Des constructeurs explorent également d’autres solutions comme le passage aux aimants permanents, mais cela ne s’avère manifestement pas incontournable à ce niveau de performances. Le vrai défi de l’IE3 est ailleurs : comment faire passer auprès des clients une nouvelle augmentation de parfois plus de 10% des prix ? Chez SEW, « nous sommes désormais en classe IE3 sur toute la gamme », annonce Christian Sibileau. Aux séries DRS (IE1) et DRE (IE2), le fabricant a ainsi ajouté des DRP à très haut rendement, dotés de rotors à cages en aluminium ou en cuivre. Pour convaincre les clients, il faut parler finances. « C’est plus cher à fabriquer mais le retour sur investissement est rapide », note Christian Sibileau. En effet, sur le coût global d’exploitation d’un moteur, son prix d’achat ne pèse généralement que quelques pourcents. Compte tenu des économies d’énergie obtenues, il est donc souvent possible d’obtenir des retours sur investissement de deux ans ou moins. Les utilisateurs sont plutôt réceptifs à ce discours sur le coût total de possession. En revanche, pour les intégrateurs, qui cherchent toujours à limiter les hausses de prix d’achat sur leurs machines, la pilule est plus difficile à avaler…
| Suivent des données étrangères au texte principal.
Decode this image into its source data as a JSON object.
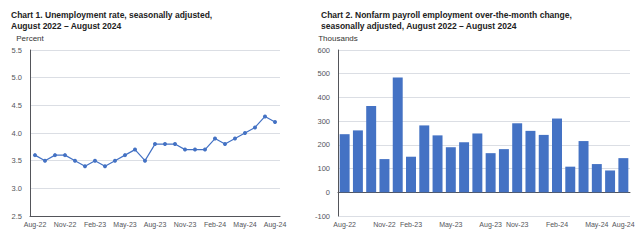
{
  "chart_data": [
    {
      "type": "line",
      "title": "Chart 1. Unemployment rate, seasonally adjusted,\nAugust 2022 – August 2024",
      "ylabel": "Percent",
      "categories": [
        "Aug-22",
        null,
        null,
        "Nov-22",
        null,
        null,
        "Feb-23",
        null,
        null,
        "May-23",
        null,
        null,
        "Aug-23",
        null,
        null,
        "Nov-23",
        null,
        null,
        "Feb-24",
        null,
        null,
        "May-24",
        null,
        null,
        "Aug-24"
      ],
      "values": [
        3.6,
        3.5,
        3.6,
        3.6,
        3.5,
        3.4,
        3.5,
        3.4,
        3.5,
        3.6,
        3.7,
        3.5,
        3.8,
        3.8,
        3.8,
        3.7,
        3.7,
        3.7,
        3.9,
        3.8,
        3.9,
        4.0,
        4.1,
        4.3,
        4.2
      ],
      "color": "#4472C4",
      "marker": "circle",
      "ylim": [
        2.5,
        5.5
      ],
      "yticks": [
        2.5,
        {
          "value": 3,
          "label": "3.0"
        },
        3.5,
        {
          "value": 4,
          "label": "4.0"
        },
        4.5,
        {
          "value": 5,
          "label": "5.0"
        },
        5.5
      ],
      "grid": true
    },
    {
      "type": "bar",
      "title": "Chart 2. Nonfarm payroll employment over-the-month change,\nseasonally adjusted, August 2022 – August 2024",
      "ylabel": "Thousands",
      "categories": [
        "Aug-22",
        null,
        null,
        "Nov-22",
        null,
        "Feb-23",
        null,
        null,
        "May-23",
        null,
        null,
        "Aug-23",
        null,
        "Nov-23",
        null,
        null,
        "Feb-24",
        null,
        null,
        "May-24",
        null,
        "Aug-24"
      ],
      "values": [
        245,
        261,
        364,
        140,
        484,
        150,
        282,
        240,
        190,
        211,
        248,
        165,
        182,
        291,
        259,
        242,
        311,
        108,
        216,
        119,
        92,
        144
      ],
      "color": "#4472C4",
      "ylim": [
        -100,
        600
      ],
      "yticks": [
        -100,
        0,
        100,
        200,
        300,
        400,
        500,
        600
      ],
      "grid": true
    }
  ]
}
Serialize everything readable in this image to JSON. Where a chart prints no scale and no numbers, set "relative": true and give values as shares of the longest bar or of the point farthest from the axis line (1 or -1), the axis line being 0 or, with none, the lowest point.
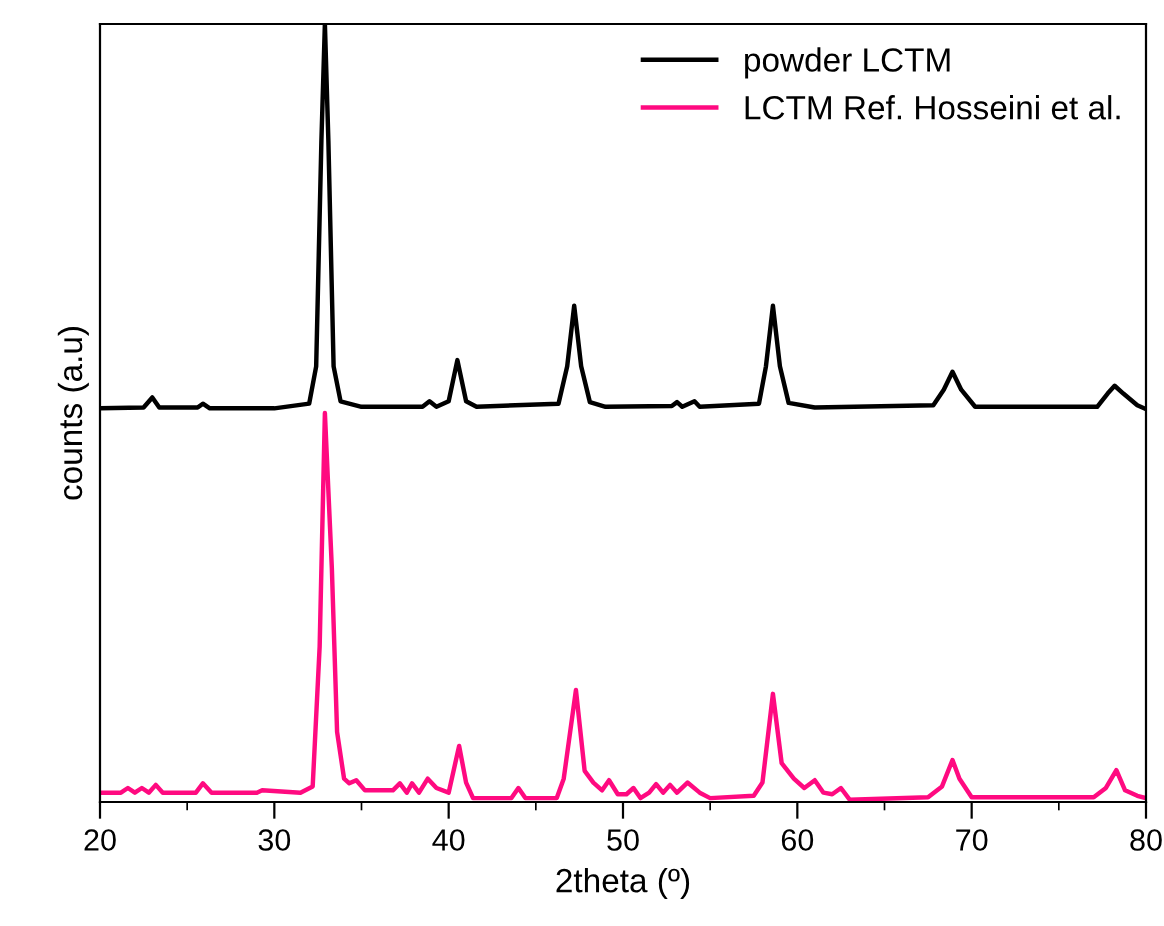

L’autre solution technique ? Utiliser un moteur IE2 commandé par vitesse variable. C’est autorisé par la directive et ce sera sans doute la solution privilégiée par bon nombre d’EOM et d’intégrateurs…
Le défi de l’IE4
La suite logique de ces évolutions passera sans doute par une classe IE4. Rien n’est encore formellement défini, puisque l’étude de cette classe doit seulement débuter en 2017. Reste que compte tenu de ce que l’on peut savoir de ce futur niveau de rendement, « actuellement, aucun fabricant ne sait faire un moteur IE4 asynchrone », déclare Mohamed Belhassaine. Pour passer le cap, des sauts technologiques sont incontournables. La solution privilégiée : le passage aux rotors à aimants permanents donc, à des moteurs synchrones. Siemens explore cette voie. « Ces technologies utilisent davantage de matériaux actifs, [les fameuses terres rares]. Cela va donc sans doute encore bouger car les terres rares coûtent cher. Nous cherchons des solutions alternatives », annonce Christian Sibileau. ABB, pour sa part, étudie également la voie de la reluctance variable, qui permet d’éviter les problèmes liés au coût des terres rares. Et bien sûr, tout le monde se tourne vers la vitesse variable.
Selon les fabricants, les premiers modèles IE4 devraient arriver dès cette année. Avec un avantage certain pour les utilisateurs. « Nous allons nous servir des gains énergétiques pour augmenter la puissance, sur des moteurs high Output », déclare Régis Buchmann. Ces modèles devraient sortir sous la désignation M3 BL. C’est également ce que fait Leroy Somer avec ses modèles haute puissance à aimants permanents de la série Dyneo LSRPM. Selon le fabricant, « La technologie brevetée du rotor à aimants radiaux permet, en réduisant les pertes rotoriques, d’augmenter le rendement et la puissance massique de la motorisation ».
Deux gros obstacles
Des moteurs qui pourraient jusqu’à doubler la puissance par rapport à des modèles d’ancienne génération ? Les OEM vont adorer. Sauf que ces moteurs ne seront pas normalisés… Mais surtout, outre le fait que la classe IE4 n’existe pas encore, les méthodes de mesure qui permettront de certifier les moteurs, qui seront décrites par la norme IEC 6034-30-2, ne sont pas gravées dans le marbre non plus. Et pour cause. « Mesurer le rendement d’un moteur est relativement facile, en revanche, pour un ensemble moteur + variateur de vitesse, quelles pertes faut-il prendre en compte ? I n’y a pas de standard validé », regrette Régis Buchmann.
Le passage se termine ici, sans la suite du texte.